The stupidity of publishing in academia
Everything in academe is slow. But not everything in academia is stupid. Our relationship to for-profit publishers surely ranks among the most perverse elements of academic operations. The boycott of Elsevier — in which academics refuse to provide free editorial work, peer reviews, and articles submissions (for articles that took months of research and probably some taxpayer $$) — is stretching into a fourth year.
In 2012, Cambridge University Distinguished Professor of Mathematics and Fields Medal winner Timothy Gowers started a boycott against Elsevier, for-profit publisher of 2,651 journals (and counting). He wrote, “I am not only going to refuse to have anything to do with Elsevier journals from now on, but I am saying so publicly. I am by no means the first person to do this, but the more of us there are, the more socially acceptable it becomes, and that is my main reason for writing this post.” Gowers called for a public website where other mathematicians could join him and Tyler Neylon built the The Cost of Knowledge a website still collecting signatures and public refusals to do free work for Elsevier’s 2,600+ journals.
For academics, Elsevier’s profit margin of 39 percent has been characterized as “economic censorship” by independent scholar Paul Aarden. For someone unaffiliated with a university like Aarden, getting access to research published in Elsevier is nearly impossible. An individual subscription to a single Elsevier journal is more than $500 per year. Imagine having to pay to subscribe to the 20 or 30 that might be relevant in a particular field.
Most of Elsevier’s customers are university libraries. University Librarian (now Emeritus) James Neal at Columbia University in New York, gave an interview to radio show On the Media in 2012, in which he divulged that his library has to pay roughly $20,000 for each Elsevier journal. What’s more — and what Neal could not discuss due to Non-Disclosure Agreements for-profit publishers like Elsevier force libraries to sign — publishers force libraries to buy bundles of journals, putting journals like Cell and The Lancet in pacakges with journals of much lower rank. Librarians are then unable to select only the most relevant titles to keep costs down. This is similar to the business model of the much maligned cable companies, except that television content providers pay their writers, producers, and actors.

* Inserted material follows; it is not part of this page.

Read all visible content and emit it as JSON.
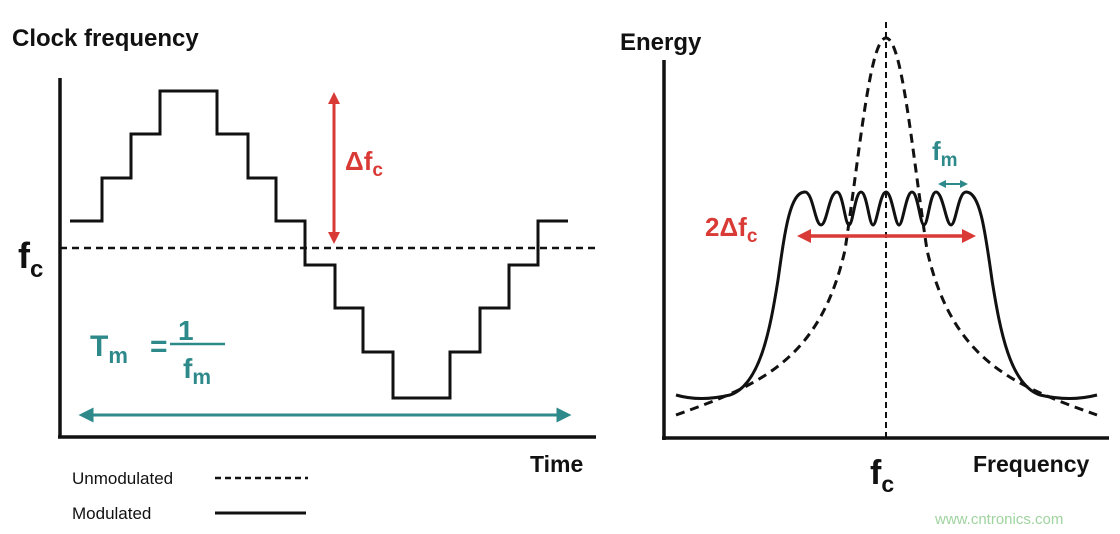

Since 2012, only 16,331 scholars have publicly agreed to curtail or halt their editorial and peer review work, and/or send their work to, say, open access journals that make the articles they publish available for free.
Mathematics Professor Miklos Abert writing in support of his sign-on to The Cost of Knowledge petition addresses Elsevier directly, “We do not really need you guys. You still need us, so get off your high horse (and your high prices).”
So why don’t scholars escape the Elsevier system for turning their academic freedom into corporate profits? Frankly, it’s because scholars still operate in organizations in which the reputation of the journals matters a great deal when it comes to hiring and tenure cases. On the positive side, the movement to make scholarly work free and publicly available is still happening. The Cost of Knowledge website gathered over a hundred new signatories last week, more than four years since it launched and had media coverage. New open access journals have been launched, offering alternatives to Elsevier and the other for-profit publishers. Existing open access repositories like arxiv.org are being replicated in other fields by bioarxiv.org and socarxiv.org.
The repositories are un-ranked and the articles in them are not peer-reviewed in the traditional double-blind way (though we all know that reviewers and authors are often known to each other). This means the arxivs of the academic world will likely continue to be treated as risky publishing venues for those among us with less power who have to rely on conformity to long-held norms to advance our careers. Elsevier’s top journals accrued reptutational strength over time. As confidence in for-profit publishers continues to erode, confidence in newer publishing platforms will increase.
What is at stake is larger than the careers of individual scholars. Professor of Engineering at the University of Sevilla, Miguel A. Aguirre shares an attitude held by many scholars and tax payers, “As a researcher [at a public university], I’m a public servant. Society pays me for education and research activities. Results belong to society.” Hal Abelson, Class of 1922 Professor of Computer Science and Engineering at MIT and founding director of both the Creative Commons and the Free Software Foundation argues, “we are seeing the beginning of a monopoly control of the scholarly record”. Monopoly control and public service do not mix well.
In a knowledge economy, it is increasingly true that those who control the knowledge have the power. Limiting access to scholarly knowledge threatens to slow innovation (which could be fatal for those suffering from disease), siphon financial capital away from the core centers of knowledge production and into the periphery of for-profit publishers, and slow the creation of much-needed platforms for sharing software, data, and code that are increasingly necessary for reproducibility in science but exceed the traditional article formats.
Because of the increasingly computational, data-driven practice of science it is even more important now than it was in 2012 to continue to demand transparency and access to scholarly outputs, including but not limited to the papers themselves. We have a chance now to establish data and code sharing practices outside the for-profit umbrella.